"I believe that we can build a country where no one is forgotten, no one is left behind; where parents can put food on the table; where there are good-paying jobs with good benefits in every neighborhood; where our criminal justice system keeps us safe, instead of shuffling more children into cages and coffins; where we see the faces of our leaders on television and feel pride, not shame," the senator from New Jersey said in an announcement to supporters Friday.
Booker's announcement comes on the first day of February, which is Black History Month. Booker, if elected, would be the second African-American president in U.S. history. Sen. Kamala Harris, D-Calif., who could be the first African-American woman to be elected president, announced her run recently on Martin Luther King Jr. Day.
Booker and Harris join Sens. Elizabeth Warren, D-Mass., and Kirsten Gillibrand, D-N.Y., as members of the Senate seeking the Democratic nomination. At least five other Democrats have also declared campaigns.
Here’s what you need to know:
Name: Cory Anthony Booker
Birthplace: Washington, D.C.
What he does now:
Elected to the U.S. Senate in a special election on Oct. 16, 2013 and then reelected in 2014, Booker serves on the Foreign Relations, Judiciary, Small Business, Entrepreneurship, and Environment and Public Works committees. Booker has recently been hitting key 2020 states as senator, including a trip less than two weeks ago to South Carolina for Martin Luther King Jr. Day and a trip to Iowa in October where he gave a speech at the Democratic Party's fall gala. He was one of the first high-profile Democrats to touch down in the state ahead of 2020.
What he used to do:
Booker was born in the nation's capital but grew up in suburban New Jersey, the son of two IBM executives.
On the trail, Booker often tells the story of his parents and how they bought their first house in the mostly-white neighborhood where Booker was raised: After being denied the house by a real estate agent who they suspected was discriminating against them for their race, Booker's parents arranged for a sting-operation of sorts, asking a white couple to go forward on the sale on their behalf. They eventually succeeded and moved into the neighborhood.
After high school, Booker moved west to Stanford University in California, where he played football.
Booker also attended the University of Oxford in England as a Rhodes scholar and received a graduate degree in 1994. He then went to Yale Law School and became an attorney in the non-profit sector, according to his Senate biography.
He was elected to the Newark City Council in 1998 and rose through the ranks to become mayor of Newark in 2006. His unexpected victory, in which he unseated the longest-serving mayor in the city's history, Sharpe James, was the subject of a documentary called "Street Fight."
Service as a mayor:
Booker served over seven years as mayor of Newark, where he first vaulted to national attention for his youth and hands-on approach in attempting to turn around the crime and poverty-plagued city.
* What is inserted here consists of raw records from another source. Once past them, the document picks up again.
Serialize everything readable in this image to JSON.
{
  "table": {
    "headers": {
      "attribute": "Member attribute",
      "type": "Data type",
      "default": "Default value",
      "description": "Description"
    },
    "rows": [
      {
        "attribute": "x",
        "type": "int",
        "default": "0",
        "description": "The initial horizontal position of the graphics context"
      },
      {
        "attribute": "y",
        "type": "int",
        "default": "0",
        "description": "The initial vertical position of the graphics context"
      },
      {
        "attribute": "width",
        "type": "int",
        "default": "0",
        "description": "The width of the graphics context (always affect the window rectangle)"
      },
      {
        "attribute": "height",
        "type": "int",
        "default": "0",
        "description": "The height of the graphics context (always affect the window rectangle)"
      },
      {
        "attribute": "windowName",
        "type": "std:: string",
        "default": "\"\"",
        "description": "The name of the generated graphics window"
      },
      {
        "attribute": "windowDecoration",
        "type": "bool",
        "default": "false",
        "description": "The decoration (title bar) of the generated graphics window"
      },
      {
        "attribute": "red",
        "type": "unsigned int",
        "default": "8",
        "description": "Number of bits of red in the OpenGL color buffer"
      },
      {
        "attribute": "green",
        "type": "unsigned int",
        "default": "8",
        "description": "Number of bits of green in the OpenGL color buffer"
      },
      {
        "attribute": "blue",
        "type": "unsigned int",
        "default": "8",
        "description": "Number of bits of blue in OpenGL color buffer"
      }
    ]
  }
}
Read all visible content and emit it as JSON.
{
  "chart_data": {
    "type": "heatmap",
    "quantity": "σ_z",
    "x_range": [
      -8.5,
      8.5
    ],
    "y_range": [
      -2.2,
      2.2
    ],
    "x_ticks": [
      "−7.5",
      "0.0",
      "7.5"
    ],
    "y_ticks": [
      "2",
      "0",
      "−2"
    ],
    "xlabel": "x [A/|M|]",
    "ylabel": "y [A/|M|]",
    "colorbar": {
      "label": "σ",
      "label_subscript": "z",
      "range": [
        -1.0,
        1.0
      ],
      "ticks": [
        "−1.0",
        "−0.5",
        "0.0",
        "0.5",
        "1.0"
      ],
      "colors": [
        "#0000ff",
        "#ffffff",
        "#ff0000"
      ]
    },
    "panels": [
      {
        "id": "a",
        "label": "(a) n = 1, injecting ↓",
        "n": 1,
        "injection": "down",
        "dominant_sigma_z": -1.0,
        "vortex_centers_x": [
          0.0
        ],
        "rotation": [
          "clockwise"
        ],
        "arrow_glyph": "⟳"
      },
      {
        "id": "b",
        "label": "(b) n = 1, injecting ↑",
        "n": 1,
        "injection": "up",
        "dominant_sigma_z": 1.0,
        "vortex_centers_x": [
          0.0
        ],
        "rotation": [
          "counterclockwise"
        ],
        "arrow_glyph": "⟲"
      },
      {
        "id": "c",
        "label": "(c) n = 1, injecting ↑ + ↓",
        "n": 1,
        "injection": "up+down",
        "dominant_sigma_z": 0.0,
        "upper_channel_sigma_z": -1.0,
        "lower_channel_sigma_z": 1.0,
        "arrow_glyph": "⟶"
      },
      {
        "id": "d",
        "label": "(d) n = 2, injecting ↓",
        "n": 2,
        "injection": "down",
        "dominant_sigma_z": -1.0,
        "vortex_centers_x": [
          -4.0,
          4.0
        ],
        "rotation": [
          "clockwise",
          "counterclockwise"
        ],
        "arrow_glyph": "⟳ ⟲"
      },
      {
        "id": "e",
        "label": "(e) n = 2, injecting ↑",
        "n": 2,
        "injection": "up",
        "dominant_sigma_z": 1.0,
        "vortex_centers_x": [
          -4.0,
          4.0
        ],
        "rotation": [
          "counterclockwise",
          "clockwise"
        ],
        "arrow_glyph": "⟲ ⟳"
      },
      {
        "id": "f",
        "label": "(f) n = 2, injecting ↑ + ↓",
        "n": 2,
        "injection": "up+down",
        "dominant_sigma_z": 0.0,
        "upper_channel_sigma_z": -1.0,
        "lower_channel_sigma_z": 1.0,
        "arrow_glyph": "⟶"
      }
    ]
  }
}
Prior to Barack Obama's election in 2008, some in the Garden State familiar with the ambitious mayor's work, which included frequent ride-alongs with the city's law enforcement and, later, a high-profile education partnership with Facebook, openly mused about him becoming the country's first black president.
What he's done as a senator:
Since arriving in Washington, Booker has attracted notice for his leadership during the bipartisan effort to pass criminal justice reform and for his pointed questioning during Senate Judiciary Committee hearings. That includes what he described as his "Spartacus moment" during Brett Kavanaugh's Supreme Court confirmation hearings last fall. Later mocked by Republicans for grandstanding, the senator exposed himself to punishment by releasing confidential documents.
“Even in the face of defeat, we cannot be defeated. Even when we’re knocked down, we can never be knocked out,” said Booker, speaking in Iowa after Kavanaugh's confirmation.
What you might not know about him:
Freshly graduated from the elite Ivy League in New Haven, Booker picked up and moved to a housing project in Newark. This decision molded into the reputation he developed as a hands-on mayor. The senator still lives in Newark, having spent two decades as a resident of the city. He lives in the basement apartment of his brother’s townhouse. Booker isn't married, nor is he in a publicly-disclosed relationship, and if elected, he would be the first bachelor president in over a century.